Relative mRNA accumulation of genes related to Met synthesis (ATMS1, ATMS2, ATMS3, and CGS) and degradation (SAM-1, SAM-2, SAM-3, and SAM-4) in flowers (A) and siliques (B and C) of wild-type Col-0 and mgl-2 plants. Flowers and siliques of 30-d-old plants were used to extract total RNA and used for real-time quantitative PCR to obtain relative mRNA expression levels. Expression levels of all genes were normalized with respect to the internal control UBQ10. The y axes are in arbitrary units. Note different scales for each y axis.
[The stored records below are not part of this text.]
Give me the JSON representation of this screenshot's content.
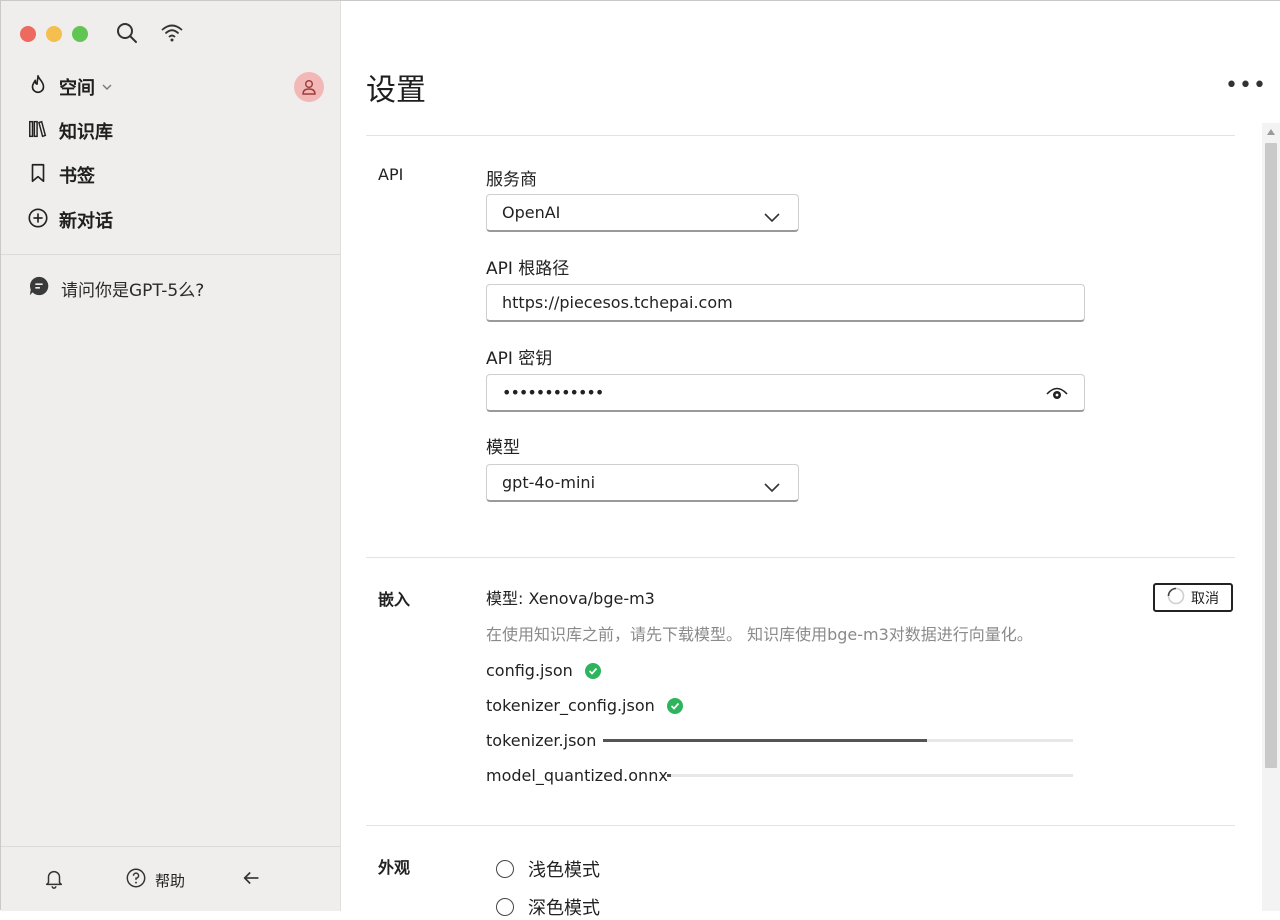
{
  "sidebar": {
    "nav": [
      {
        "label": "空间",
        "icon": "flame-icon"
      },
      {
        "label": "知识库",
        "icon": "books-icon"
      },
      {
        "label": "书签",
        "icon": "bookmark-icon"
      },
      {
        "label": "新对话",
        "icon": "plus-circle-icon"
      }
    ],
    "chats": [
      {
        "label": "请问你是GPT-5么?"
      }
    ],
    "bottom": {
      "help_label": "帮助"
    }
  },
  "main": {
    "title": "设置",
    "api": {
      "section_label": "API",
      "provider_label": "服务商",
      "provider_value": "OpenAI",
      "base_url_label": "API 根路径",
      "base_url_value": "https://piecesos.tchepai.com",
      "key_label": "API 密钥",
      "key_value": "••••••••••••",
      "model_label": "模型",
      "model_value": "gpt-4o-mini"
    },
    "embedding": {
      "section_label": "嵌入",
      "model_text": "模型:  Xenova/bge-m3",
      "description": "在使用知识库之前，请先下载模型。 知识库使用bge-m3对数据进行向量化。",
      "cancel_label": "取消",
      "files": [
        {
          "name": "config.json",
          "status": "done"
        },
        {
          "name": "tokenizer_config.json",
          "status": "done"
        },
        {
          "name": "tokenizer.json",
          "status": "downloading",
          "progress": 0.69
        },
        {
          "name": "model_quantized.onnx",
          "status": "downloading",
          "progress": 0.01
        }
      ]
    },
    "appearance": {
      "section_label": "外观",
      "options": [
        "浅色模式",
        "深色模式"
      ]
    }
  },
  "colors": {
    "sidebar_bg": "#efeeec",
    "success": "#2db55d",
    "avatar_bg": "#f2b8b8"
  }
}
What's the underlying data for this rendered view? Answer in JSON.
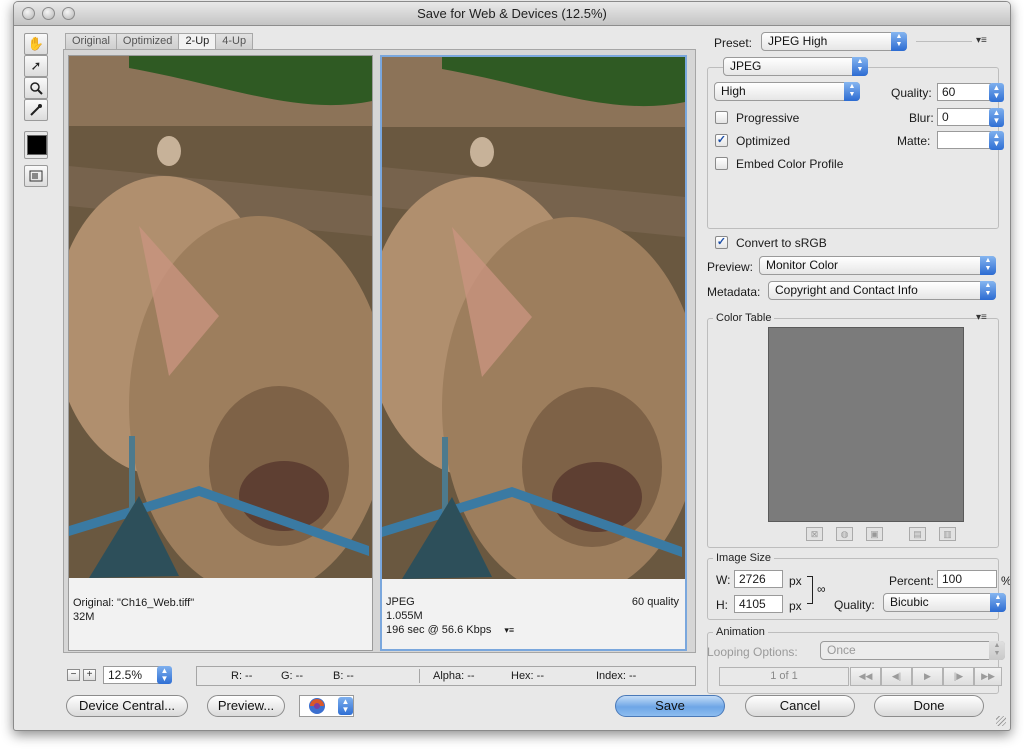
{
  "window": {
    "title": "Save for Web & Devices (12.5%)"
  },
  "tabs": [
    "Original",
    "Optimized",
    "2-Up",
    "4-Up"
  ],
  "left_pane": {
    "line1": "Original: \"Ch16_Web.tiff\"",
    "line2": "32M"
  },
  "right_pane": {
    "format": "JPEG",
    "quality_note": "60 quality",
    "size": "1.055M",
    "time": "196 sec @ 56.6 Kbps"
  },
  "bottom": {
    "zoom": "12.5%",
    "r": "R: --",
    "g": "G: --",
    "b": "B: --",
    "alpha": "Alpha: --",
    "hex": "Hex: --",
    "index": "Index: --"
  },
  "buttons": {
    "device_central": "Device Central...",
    "preview": "Preview...",
    "save": "Save",
    "cancel": "Cancel",
    "done": "Done"
  },
  "settings": {
    "preset_label": "Preset:",
    "preset_value": "JPEG High",
    "format_value": "JPEG",
    "quality_preset": "High",
    "quality_label": "Quality:",
    "quality_value": "60",
    "blur_label": "Blur:",
    "blur_value": "0",
    "matte_label": "Matte:",
    "progressive": {
      "label": "Progressive",
      "checked": false
    },
    "optimized": {
      "label": "Optimized",
      "checked": true
    },
    "embed_profile": {
      "label": "Embed Color Profile",
      "checked": false
    },
    "convert_srgb": {
      "label": "Convert to sRGB",
      "checked": true
    },
    "preview_label": "Preview:",
    "preview_value": "Monitor Color",
    "metadata_label": "Metadata:",
    "metadata_value": "Copyright and Contact Info"
  },
  "color_table": {
    "title": "Color Table"
  },
  "image_size": {
    "title": "Image Size",
    "w_label": "W:",
    "w_value": "2726",
    "w_unit": "px",
    "h_label": "H:",
    "h_value": "4105",
    "h_unit": "px",
    "percent_label": "Percent:",
    "percent_value": "100",
    "percent_unit": "%",
    "quality_label": "Quality:",
    "quality_value": "Bicubic"
  },
  "animation": {
    "title": "Animation",
    "looping_label": "Looping Options:",
    "looping_value": "Once",
    "frame_counter": "1 of 1"
  }
}
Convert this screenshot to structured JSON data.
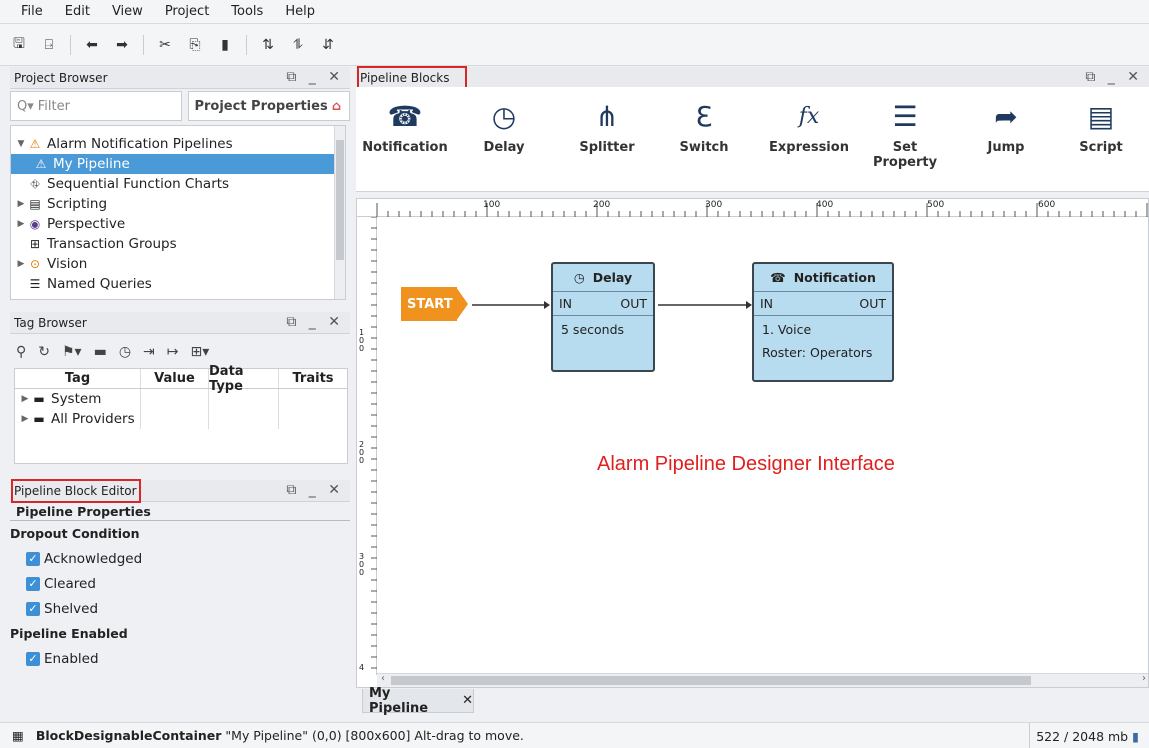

Data are mean ± sd of n = 3 samples. *, P < 0.05, Student's t test.

Figure 3.

Relative amounts of MGL (A) and OMR (B) transcripts in fresh and drought-stressed flowers of wild-type Col-0, mgl-2, and omr1-5. Relative expression levels on the y axis are in arbitrary units. Values are mean ± sd of n = 3 samples. *, P < 0.05 relative to fresh tissue for each genotype, Student's t test.

Figure 4.

Salt sensitivity and drought-induced amino acid accumulation. A, Salt sensitivity of amino acid mutants. Seeds were planted on MS medium with 100 mm NaCl. Roots of 10-d-old seedlings were measured. Mean ± sd of n = 7. B, Amino acid accumulation in drought-stressed wild-type and mgl-2 flowers. Amino acids were quantified from fresh and dehydrated flowers of wild-type Col-0 and mgl-2. Fold-change due to dehydration was calculated. Mean ± sd of n = 4 to 6. *, P < 0.05, relative to wild-type Col-0, Student's t test.

Figure 5.

¹³C incorporation from Met into Ile. Flower stalks of 30-d-old plants of Col-0, mgl-2, and icl-2 plants were labeled with [¹³C₅ ¹⁵N]Met for 24 h. Siliques and flowers were harvested and dehydrated for 18 h before extracting amino acids. [¹³C₄]Ile recovered from siliques and flowers was measured by HPLC-mass spectrometry. Mean ± sd of n = 3. *, P < 0.05 relative to wild-type Col-0, Student's t test.

Figure 6.

Amino acid profiles of a Thr deaminase knockdown mutant. Amino acid abundance in leaves (A) and flowers (B) of the wild type and omr1-9. Mean ± sd of n = 4 to 6. *, P < 0.05, Student's t test. C, Rescue of omr1-9 seed amino acid phenotypes by MGL overexpression. Lines omr1-9 MGL-A and omr1-9 MGL-B are independent p35S:MGL transformations. Mean ± sd of n =3. Only amino acids with significant changes in abundance, as well as Met, are shown. *, P < 0.05 relative to wild-type Col-0, Student's t test.

Figure 7.

Met incorporation into Ile in Thr deaminase mutants. Flower stalks of Thr deaminase feedback-insensitive (omr1-5) and knockdown (omr1-9) mutants were labeled with [¹³C₅ ¹⁵N]Met. Accumulation of [¹³C₄]Ile was measured in siliques and flowers. Mean ± sd of n = 3. *, P < 0.05, relative to wild-type Col-0, Student's t test.